On July 11, the Public Company Accounting Oversight Board released portions of the previously nonpublic section of Ernst & Young’s 2019 inspection report. This action indicates that, in the Board’s view, the firm did not satisfactorily address the quality control issues discussed in those portions of the inspection report within 12 months of the report date. Criticisms of a firm’s quality control system appear in Part II of a firm’s inspection report, and, under the Sarbanes-Oxley Act, Part II is nonpublic when the report is issued. If the firm does not satisfactorily address a quality control criticism within 12 months, the Board makes the criticism public.
The now-public quality control criticisms in EY’s 2019 inspection report relate to three topics:
Supervision of the Audit. The 2019 inspection report states that EY’s system of quality control does not provide reasonable assurance that supervisory activities, including engagement partner reviews of audit work, will meet the requirements of the Board’s auditing standards. This finding is based on the PCAOB inspection team’s identification of deficiencies that the engagement partner should have identified and appropriately addressed in eleven audits. In two of these audits, the engagement team had identified a significant risk, including in one case a fraud risk, in the area in which the inspection team found a deficiency.
Internal Inspection Program. The 2019 inspection report found that EY’s system of quality control related to monitoring did not provide reasonable assurance that the firm’s internal inspection program is suitably designed and is being effectively applied. The PCAOB’s inspection staff reviewed five audits that had also been inspected under the firm's internal inspection program. In two of these audits, the same areas were reviewed, and the PCAOB identified deficiencies that were not detected by the internal inspectors.

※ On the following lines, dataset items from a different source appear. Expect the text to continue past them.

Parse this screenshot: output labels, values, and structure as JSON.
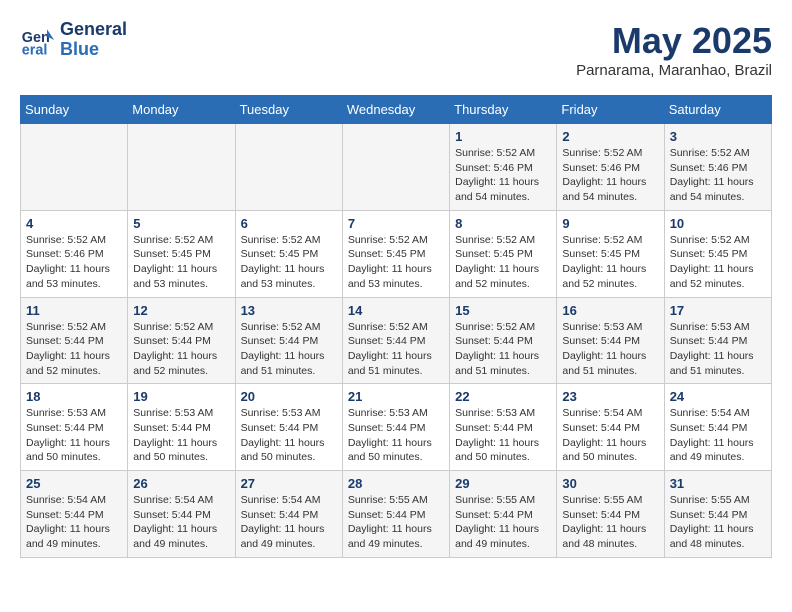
{
  "header": {
    "logo_line1": "General",
    "logo_line2": "Blue",
    "month": "May 2025",
    "location": "Parnarama, Maranhao, Brazil"
  },
  "weekdays": [
    "Sunday",
    "Monday",
    "Tuesday",
    "Wednesday",
    "Thursday",
    "Friday",
    "Saturday"
  ],
  "weeks": [
    [
      {
        "day": "",
        "info": ""
      },
      {
        "day": "",
        "info": ""
      },
      {
        "day": "",
        "info": ""
      },
      {
        "day": "",
        "info": ""
      },
      {
        "day": "1",
        "info": "Sunrise: 5:52 AM\nSunset: 5:46 PM\nDaylight: 11 hours\nand 54 minutes."
      },
      {
        "day": "2",
        "info": "Sunrise: 5:52 AM\nSunset: 5:46 PM\nDaylight: 11 hours\nand 54 minutes."
      },
      {
        "day": "3",
        "info": "Sunrise: 5:52 AM\nSunset: 5:46 PM\nDaylight: 11 hours\nand 54 minutes."
      }
    ],
    [
      {
        "day": "4",
        "info": "Sunrise: 5:52 AM\nSunset: 5:46 PM\nDaylight: 11 hours\nand 53 minutes."
      },
      {
        "day": "5",
        "info": "Sunrise: 5:52 AM\nSunset: 5:45 PM\nDaylight: 11 hours\nand 53 minutes."
      },
      {
        "day": "6",
        "info": "Sunrise: 5:52 AM\nSunset: 5:45 PM\nDaylight: 11 hours\nand 53 minutes."
      },
      {
        "day": "7",
        "info": "Sunrise: 5:52 AM\nSunset: 5:45 PM\nDaylight: 11 hours\nand 53 minutes."
      },
      {
        "day": "8",
        "info": "Sunrise: 5:52 AM\nSunset: 5:45 PM\nDaylight: 11 hours\nand 52 minutes."
      },
      {
        "day": "9",
        "info": "Sunrise: 5:52 AM\nSunset: 5:45 PM\nDaylight: 11 hours\nand 52 minutes."
      },
      {
        "day": "10",
        "info": "Sunrise: 5:52 AM\nSunset: 5:45 PM\nDaylight: 11 hours\nand 52 minutes."
      }
    ],
    [
      {
        "day": "11",
        "info": "Sunrise: 5:52 AM\nSunset: 5:44 PM\nDaylight: 11 hours\nand 52 minutes."
      },
      {
        "day": "12",
        "info": "Sunrise: 5:52 AM\nSunset: 5:44 PM\nDaylight: 11 hours\nand 52 minutes."
      },
      {
        "day": "13",
        "info": "Sunrise: 5:52 AM\nSunset: 5:44 PM\nDaylight: 11 hours\nand 51 minutes."
      },
      {
        "day": "14",
        "info": "Sunrise: 5:52 AM\nSunset: 5:44 PM\nDaylight: 11 hours\nand 51 minutes."
      },
      {
        "day": "15",
        "info": "Sunrise: 5:52 AM\nSunset: 5:44 PM\nDaylight: 11 hours\nand 51 minutes."
      },
      {
        "day": "16",
        "info": "Sunrise: 5:53 AM\nSunset: 5:44 PM\nDaylight: 11 hours\nand 51 minutes."
      },
      {
        "day": "17",
        "info": "Sunrise: 5:53 AM\nSunset: 5:44 PM\nDaylight: 11 hours\nand 51 minutes."
      }
    ],
    [
      {
        "day": "18",
        "info": "Sunrise: 5:53 AM\nSunset: 5:44 PM\nDaylight: 11 hours\nand 50 minutes."
      },
      {
        "day": "19",
        "info": "Sunrise: 5:53 AM\nSunset: 5:44 PM\nDaylight: 11 hours\nand 50 minutes."
      },
      {
        "day": "20",
        "info": "Sunrise: 5:53 AM\nSunset: 5:44 PM\nDaylight: 11 hours\nand 50 minutes."
      },
      {
        "day": "21",
        "info": "Sunrise: 5:53 AM\nSunset: 5:44 PM\nDaylight: 11 hours\nand 50 minutes."
      },
      {
        "day": "22",
        "info": "Sunrise: 5:53 AM\nSunset: 5:44 PM\nDaylight: 11 hours\nand 50 minutes."
      },
      {
        "day": "23",
        "info": "Sunrise: 5:54 AM\nSunset: 5:44 PM\nDaylight: 11 hours\nand 50 minutes."
      },
      {
        "day": "24",
        "info": "Sunrise: 5:54 AM\nSunset: 5:44 PM\nDaylight: 11 hours\nand 49 minutes."
      }
    ],
    [
      {
        "day": "25",
        "info": "Sunrise: 5:54 AM\nSunset: 5:44 PM\nDaylight: 11 hours\nand 49 minutes."
      },
      {
        "day": "26",
        "info": "Sunrise: 5:54 AM\nSunset: 5:44 PM\nDaylight: 11 hours\nand 49 minutes."
      },
      {
        "day": "27",
        "info": "Sunrise: 5:54 AM\nSunset: 5:44 PM\nDaylight: 11 hours\nand 49 minutes."
      },
      {
        "day": "28",
        "info": "Sunrise: 5:55 AM\nSunset: 5:44 PM\nDaylight: 11 hours\nand 49 minutes."
      },
      {
        "day": "29",
        "info": "Sunrise: 5:55 AM\nSunset: 5:44 PM\nDaylight: 11 hours\nand 49 minutes."
      },
      {
        "day": "30",
        "info": "Sunrise: 5:55 AM\nSunset: 5:44 PM\nDaylight: 11 hours\nand 48 minutes."
      },
      {
        "day": "31",
        "info": "Sunrise: 5:55 AM\nSunset: 5:44 PM\nDaylight: 11 hours\nand 48 minutes."
      }
    ]
  ]
}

Policies for Financial Holdings Disclosures. The 2019 inspection report also found that EY’s system of quality control did not provide reasonable assurance that EY personnel would comply with the firm’s policies and procedures concerning independence-related regulatory requirements. EY conducts periodic sampling reviews to determine whether firm personnel are complying with internal requirements that they report certain financial relationships to the firm. In the reviews EY conducted during the period ended March 31, 2019, the firm found that 32 percent of the managers included in its sample had not reported financial relationships that were required to be reported under firm policies. The inspection report states: “These high rates of non-compliance with the firm’s policies, which are designed to provide compliance with applicable independence regulatory requirements, provide cause for concern, especially considering that these individuals are required to certify on a quarterly basis that they have complied with the firm’s independence policies and procedures.” This is the second consecutive year for which the PCAOB has found that EY failed to remedy this quality control deficiency. On October 17, 2022, the PCAOB made public the same finding which had also appeared in Part II of EY’s 2018 inspection report. See PCAOB Gives EY a Partial Fail on 2018 Remediation, September-October 2022 Update. In both cases, there is no indication that the firm violated the independence requirements.
The date of EY’s 2019 inspection report is December 17, 2020. Therefore, release of these portions of the inspection report indicates that EY failed to persuade the PCAOB that, as of December 17, 2021, it had satisfactorily remediated these quality control deficiencies.
Audit committees of EY clients may want to discuss with their engagement partner how the firm is addressing these matters, changes it has made since the PCAOB’s determination that the deficiencies had not been remediated, and how the company’s audit might be affected. In particular, the criticism of audit supervision raises issues that could potentially impact many audits.